Zentchen se tornou intransigente: "Esse é um assunto de interesse da comunidade internacional. O Brasil não tem muito a opinar sobre o que se passa aqui. Não tem a tecnologia e nem a inteligência adequada para participar de uma ação dessas. O presidente é um mero joguete nesse tabuleiro. Tão logo o senhor será um peão eliminado se começar a bater de frente com os nossos interesses".

Do outro lado da linha, silêncio.

"Já pedi intervenção da Federação" -, informou a voz sem vida. "Logo receberá ordens para abandonar a cidade.

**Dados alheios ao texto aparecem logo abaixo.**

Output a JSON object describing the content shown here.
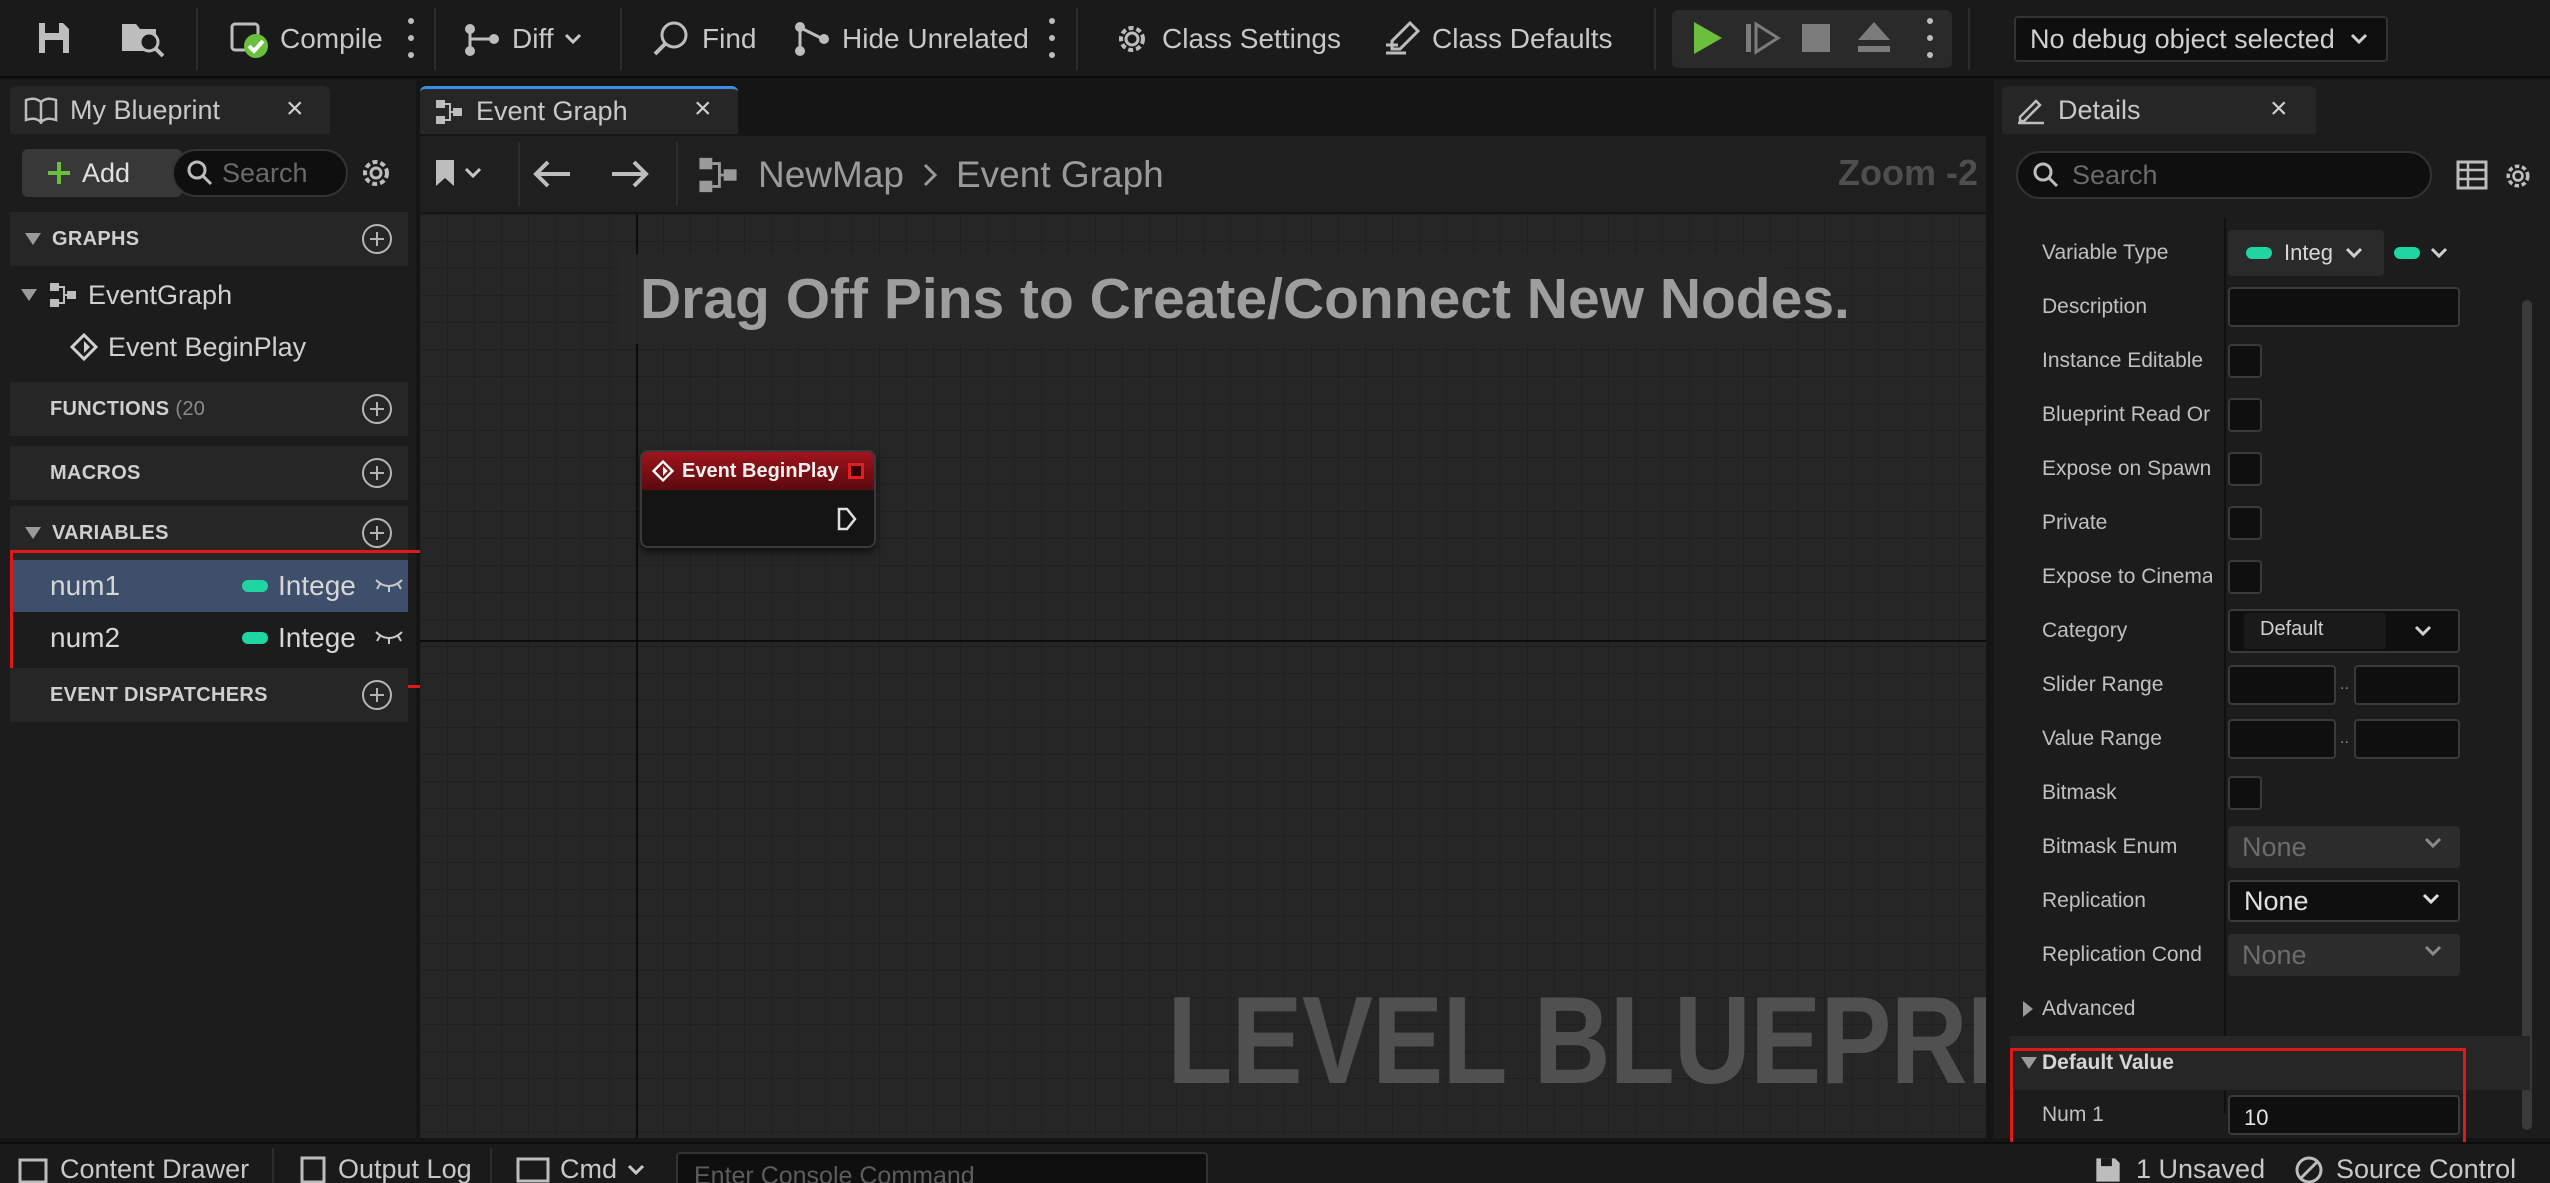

A permanência dessa base de pesquisa não interessa ao nosso Estado e aqui a minha palavra é Lei. Passar bem". -, bateu o telefone.

Zentchen olhou o telefone irado e o arrebentou na quina da porta do furgão. "Esse governadorzinho não sabe o tamanho do problema que ele terá nas mãos se sairmos daqui" -, dizia o chinês esmurrando a porta do furgão violentamente para descarregar o nervoso.

O chinês era um homem inteligente e profundo conhecedor dos casos de ufologia. Isso o tornava uma pedra no sapato dos ufólogos, afinal, todo o conhecimento da área estava preso a ele e nada era divulgado e nem trocado em caráter científico.

Sempre que havia a chance de um ufólogo estudar um fenômeno, lá estava Zentchen ocultando tudo. Tal ocultação é que promovia descontentamento e medo entre os ufólogos. Quem ousou contrariá-lo sumiu do mapa. Era um sujeitinho perigoso. O próprio governador sabia disso. Já tinha pagado particularmente detetives para fiscalizar as ações de Zentchen. Em vésperas de eleições não podia deixa-lo estragar sua reeleição.

*****

--- 21 horas e 15 minutos.

Após o comunicado para não saírem de casa aqueles que já estavam protegidos a fim de evitar 'contaminação', o exército começou atender as pessoas que estiveram no 'olho do furacão'.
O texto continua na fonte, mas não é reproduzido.